Omuz silktim İlkin'e. Dışarı merdivenin en alt basamağında oturan Hande'nin yanına oturdum. Tişörtünü yukarı kaldırmış yarasına bakıyordu.

"Beni kim taşıdı yatağa?"

"Ben."

"Gerek yoktu." diye mırıldandım. Herhangi bir karşılık vermedi. Bu yüzden yine ben konuştum.

"Bu nasıl oldu?" O bıçak yarasının hikayesini merak ediyordum.

"Sandığından fazla düşmanım var." On, yirmi?
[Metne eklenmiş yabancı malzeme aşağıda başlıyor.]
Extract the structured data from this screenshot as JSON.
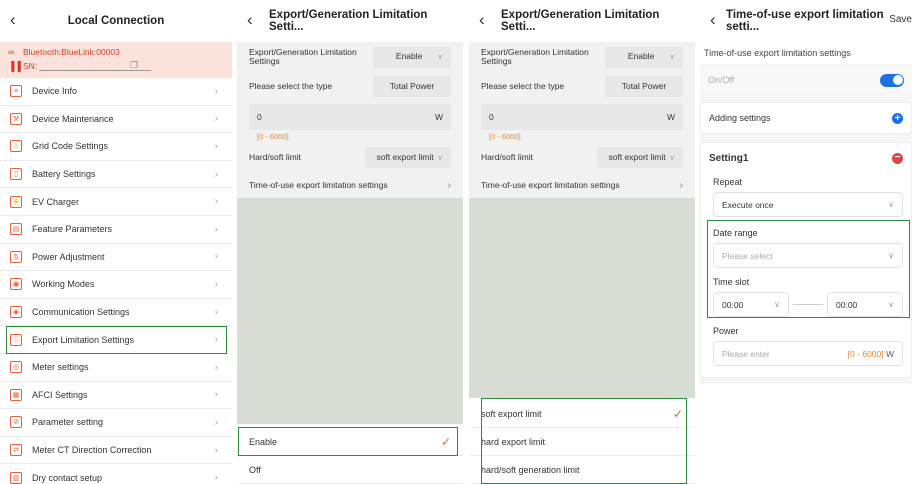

Bilmiyorum, sandığımdan fazla varmış. "Ve bu yirmi, otuz kişi anlamına gelmiyor..." Başını kaldırıp yüzüme bakarken gülümsemişti. Yine alay ediyordu benle üstelik aklımı okuyarak. Hiç adil değildi. Bu kadar zeki ve garip olması... Bir de yüzünün yüzüme bu denli yakın olması.

"Sen tam göremiyorsun, bakabilir miyim?" Başını eğmeyi bırakıp salladıktan sonra başını geriye attı. Önüne geçip eğildikten sonra karnındaki yaraya baktım. İlkin müdahelede bulunmuştu ama muhtemelen yarası tekrar kanamaya başlamıştı.

"Dikişin açılmış olabilir mi? Bu haldeyken sana kim beni taşımanı söyledi acaba?" Homurdanmalarımla sırıtıp önüme düşen saçlarımı geriye attı. Bu hareketiyle yutkunmak zorunda kalmıştım. Sağ eli kulağımın arkasına sıkıştırıyordu saçlarımı. Elini yanağıma sürtüp benden uzaklaştırdı. "Endişelenme henüz ölmedim."

"Endişelenmiyorum. İlkin'i çağıracağım sakın kalkma, daha da kötüye gitmesin. Bekle burada." Ayağa kalkıp eve girdim ve mutfağa yöneldim. Saliha yine okuduğu bir kitap hakkında yorumlarda bulunuyordu. Ben girer girmez susmuştu üçü de.

"Hande'nin yarasına bakar mısın İlkin?"

"Hay aksi... Tamam bakayım bekle. Ters bir hareket yapma dedim ben ona. Sabah koşuya bile çıktı. Akıllanmayacak." İlkin söylene söylene hanımdan geçti elini ıslak mendille silerken. Akıllanmayacak kısmına kesinlikle katılıyordum. Hangi akıllı insan bu halde koşuya çıkıp birini kucağında taşırdı ki? Ve şu an bir duruma daha odaklanacak olursam, beni kucağında taşımıştı. Tüylerim ürperiyordu bu düşünceyle. Neden böyle hissettirmişti, hiçbir fikrim yoktu.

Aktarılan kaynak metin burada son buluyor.